Das Wichtigste in Kürze

  • Besitzer müssen bei drohender Zwangsvollstreckung schnell reagieren, um alle rechtlichen Mittel ausschöpfen zu können.
  • Der Termin zur Versteigerung wird vom örtlichen Amtsgericht und dem zuständigen Vollstreckungsgericht festgelegt.
  • Als Gläubiger gibt es ein theoretisches Veto-Recht.
  • Die Gelder aus der Zwangsversteigerung tilgen nicht immer vollständig die Schulden des Eigentümers.

Wann wird das Haus zwangsversteigert?

In diesen Fällen kann es zu einer Zwangsversteigerung kommen:

  • Können Eigentümer die Verbindlichkeiten als Schuldner gegenüber ihren Gläubigern nicht mehr nachkommen, kann es zur Zwangsversteigerung kommen. Allerdings sind nicht immer Geldsorgen oder die Überschuldung der Immobilienbesitzer Gründe für eine Versteigerung.
  • Können sich Erben nicht einigen oder will keiner von ihnen selbst in der geerbten Immobilien wohnen, ist oftmals eine Zwangsversteigerung der einzige Weg.
  • Vor einer Zwangsversteigerung kommt es in vielen Fälle zu einer Privatinsolvenz, die mit einem Antrag auf ein Verbraucherinsolvenzverfahren einhergeht. Das Verbraucherinsolvenzverfahren wird aber erst dann beantragt, wenn eine außergerichtliche Einigung zwischen Gläubiger und Schuldners nicht möglich ist bzw. war.
  • Ist die betroffene Immobilie finanziert und kann der Immobilienbesitzer die Zahlungen der monatlichen Raten über eine definierte Zeit nicht aufbringen, dann kann die zuständige Bank die Zwangsversteigerung beim Vollstreckungsgericht beantragen. Diese läuft in vier Phasen ab.

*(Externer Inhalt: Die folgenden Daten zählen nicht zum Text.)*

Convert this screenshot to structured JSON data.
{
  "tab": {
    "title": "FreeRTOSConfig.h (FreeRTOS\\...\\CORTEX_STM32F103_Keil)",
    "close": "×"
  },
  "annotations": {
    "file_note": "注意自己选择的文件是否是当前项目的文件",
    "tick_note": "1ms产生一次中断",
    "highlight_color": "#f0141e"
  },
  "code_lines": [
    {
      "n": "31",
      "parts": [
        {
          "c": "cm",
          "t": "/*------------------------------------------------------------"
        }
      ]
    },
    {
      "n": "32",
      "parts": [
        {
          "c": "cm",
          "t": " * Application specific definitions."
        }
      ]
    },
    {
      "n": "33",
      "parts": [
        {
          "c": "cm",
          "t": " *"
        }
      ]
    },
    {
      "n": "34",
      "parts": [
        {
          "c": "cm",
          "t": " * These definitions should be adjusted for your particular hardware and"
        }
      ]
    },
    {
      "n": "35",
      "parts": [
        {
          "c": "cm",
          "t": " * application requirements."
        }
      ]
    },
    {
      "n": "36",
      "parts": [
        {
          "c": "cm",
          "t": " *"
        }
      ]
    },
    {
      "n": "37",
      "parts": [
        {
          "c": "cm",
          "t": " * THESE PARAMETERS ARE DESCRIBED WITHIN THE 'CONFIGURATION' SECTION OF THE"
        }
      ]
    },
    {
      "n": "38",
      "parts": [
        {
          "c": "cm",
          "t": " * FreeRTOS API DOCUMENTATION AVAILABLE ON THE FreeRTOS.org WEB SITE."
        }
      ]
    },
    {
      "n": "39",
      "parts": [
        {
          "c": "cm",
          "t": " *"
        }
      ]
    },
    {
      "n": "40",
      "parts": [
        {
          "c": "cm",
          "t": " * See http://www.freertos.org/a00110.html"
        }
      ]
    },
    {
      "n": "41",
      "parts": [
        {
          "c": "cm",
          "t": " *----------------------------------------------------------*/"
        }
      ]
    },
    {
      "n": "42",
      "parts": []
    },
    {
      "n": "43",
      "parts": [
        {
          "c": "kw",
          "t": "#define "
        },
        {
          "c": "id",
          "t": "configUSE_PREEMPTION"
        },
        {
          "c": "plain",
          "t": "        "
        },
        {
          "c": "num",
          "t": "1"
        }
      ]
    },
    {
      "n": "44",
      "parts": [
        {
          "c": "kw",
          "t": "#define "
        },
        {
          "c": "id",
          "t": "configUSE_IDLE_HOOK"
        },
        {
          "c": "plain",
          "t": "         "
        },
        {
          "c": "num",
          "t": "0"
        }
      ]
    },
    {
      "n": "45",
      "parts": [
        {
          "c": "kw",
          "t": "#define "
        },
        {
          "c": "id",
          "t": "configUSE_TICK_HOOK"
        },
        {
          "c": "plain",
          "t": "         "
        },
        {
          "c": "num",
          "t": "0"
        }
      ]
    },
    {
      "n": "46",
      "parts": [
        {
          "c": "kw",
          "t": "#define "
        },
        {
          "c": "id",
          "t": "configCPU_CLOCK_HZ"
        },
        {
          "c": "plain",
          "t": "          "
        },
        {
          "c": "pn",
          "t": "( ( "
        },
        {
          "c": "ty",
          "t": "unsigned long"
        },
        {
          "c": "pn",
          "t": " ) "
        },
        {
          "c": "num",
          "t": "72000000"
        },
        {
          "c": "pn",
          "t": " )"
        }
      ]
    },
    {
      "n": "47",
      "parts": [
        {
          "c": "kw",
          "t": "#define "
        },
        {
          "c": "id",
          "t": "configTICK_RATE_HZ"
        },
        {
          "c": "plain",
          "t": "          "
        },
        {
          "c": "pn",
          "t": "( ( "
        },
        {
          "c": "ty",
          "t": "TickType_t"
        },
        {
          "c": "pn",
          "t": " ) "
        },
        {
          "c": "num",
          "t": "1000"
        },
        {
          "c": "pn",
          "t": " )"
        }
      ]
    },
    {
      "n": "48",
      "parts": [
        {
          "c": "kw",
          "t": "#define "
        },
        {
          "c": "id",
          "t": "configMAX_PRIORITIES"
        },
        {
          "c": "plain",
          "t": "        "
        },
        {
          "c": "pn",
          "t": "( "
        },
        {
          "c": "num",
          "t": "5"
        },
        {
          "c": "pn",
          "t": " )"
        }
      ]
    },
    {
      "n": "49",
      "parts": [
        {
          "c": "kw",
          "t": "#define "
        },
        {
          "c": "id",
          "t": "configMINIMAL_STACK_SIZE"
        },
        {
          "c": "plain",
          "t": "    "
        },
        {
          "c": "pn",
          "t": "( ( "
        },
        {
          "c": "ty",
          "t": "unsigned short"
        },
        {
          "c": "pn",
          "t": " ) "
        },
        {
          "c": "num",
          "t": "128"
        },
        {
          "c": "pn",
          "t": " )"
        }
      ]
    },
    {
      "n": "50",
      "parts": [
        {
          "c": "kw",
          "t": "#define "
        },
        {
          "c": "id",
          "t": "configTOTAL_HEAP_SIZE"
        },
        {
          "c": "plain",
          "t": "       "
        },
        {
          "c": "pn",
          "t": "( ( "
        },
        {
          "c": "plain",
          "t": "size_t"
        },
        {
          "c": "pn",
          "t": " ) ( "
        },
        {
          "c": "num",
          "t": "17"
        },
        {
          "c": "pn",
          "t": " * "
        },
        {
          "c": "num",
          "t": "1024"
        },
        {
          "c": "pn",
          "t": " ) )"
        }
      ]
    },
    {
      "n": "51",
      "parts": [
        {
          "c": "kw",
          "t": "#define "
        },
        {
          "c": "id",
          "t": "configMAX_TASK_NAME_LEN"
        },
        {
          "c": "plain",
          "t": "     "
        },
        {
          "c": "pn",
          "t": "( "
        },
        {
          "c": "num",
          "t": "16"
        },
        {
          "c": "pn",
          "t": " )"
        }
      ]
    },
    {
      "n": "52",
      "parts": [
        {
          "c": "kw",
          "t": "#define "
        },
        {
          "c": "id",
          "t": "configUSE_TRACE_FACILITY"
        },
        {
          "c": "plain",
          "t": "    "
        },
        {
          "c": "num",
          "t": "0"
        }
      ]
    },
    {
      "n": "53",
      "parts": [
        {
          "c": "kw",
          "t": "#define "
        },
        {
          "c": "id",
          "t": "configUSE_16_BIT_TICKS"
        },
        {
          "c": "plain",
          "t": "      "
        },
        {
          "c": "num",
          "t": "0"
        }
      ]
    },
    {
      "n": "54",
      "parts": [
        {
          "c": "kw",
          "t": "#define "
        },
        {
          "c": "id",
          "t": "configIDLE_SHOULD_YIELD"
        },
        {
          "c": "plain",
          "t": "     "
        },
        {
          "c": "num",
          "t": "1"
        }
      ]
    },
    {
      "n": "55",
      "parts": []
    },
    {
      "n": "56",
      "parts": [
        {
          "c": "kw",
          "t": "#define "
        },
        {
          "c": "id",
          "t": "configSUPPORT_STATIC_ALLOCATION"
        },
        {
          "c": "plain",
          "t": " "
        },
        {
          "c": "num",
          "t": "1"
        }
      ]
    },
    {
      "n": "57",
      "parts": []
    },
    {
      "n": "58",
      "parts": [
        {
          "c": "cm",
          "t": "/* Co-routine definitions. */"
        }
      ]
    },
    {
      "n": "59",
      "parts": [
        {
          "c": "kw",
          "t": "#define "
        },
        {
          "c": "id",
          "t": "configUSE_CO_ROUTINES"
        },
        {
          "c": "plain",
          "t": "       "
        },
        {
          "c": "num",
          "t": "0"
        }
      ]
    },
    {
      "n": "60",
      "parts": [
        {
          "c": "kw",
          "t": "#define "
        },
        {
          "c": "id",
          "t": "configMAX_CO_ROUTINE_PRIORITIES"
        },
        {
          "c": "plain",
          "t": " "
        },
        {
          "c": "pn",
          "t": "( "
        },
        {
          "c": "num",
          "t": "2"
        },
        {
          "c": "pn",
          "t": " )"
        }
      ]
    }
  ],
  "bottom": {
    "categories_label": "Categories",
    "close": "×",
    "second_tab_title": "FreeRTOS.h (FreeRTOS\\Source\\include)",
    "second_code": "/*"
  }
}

Ablauf einer Zwangsversteigerung

Nachdem ein Antrag auf Zwangsvollstreckung gestellt und der Verkehrswert der Immobilie festgestellt wurde, legt das Vollstreckungsgericht einen Versteigerungstermin fest. Zunächst steht die Eröffnung an, bei der alle wichtigen Informationen zur Immobilie vorgetragen und ein Mindestgebot festgelegt wird. Interessenten können nun ihre Gebote abgeben.

Am Ende der sogenannten Bieterzeit kommt es zur Verhandlung über den Zuschlag. Liegt das höchste Gebot unter 70 Prozent des Verkehrswertes, hat der Gläubiger ein theoretisches Veto-Recht. Kommt es im ersten Termin nicht zu einem Mindestangebot von 70 Prozent des Verkehrswertes, fällt diese Grenze in den nächsten Terminen weg. Daher gilt das Veto-Recht des Eigentümers nur als theoretisches Recht.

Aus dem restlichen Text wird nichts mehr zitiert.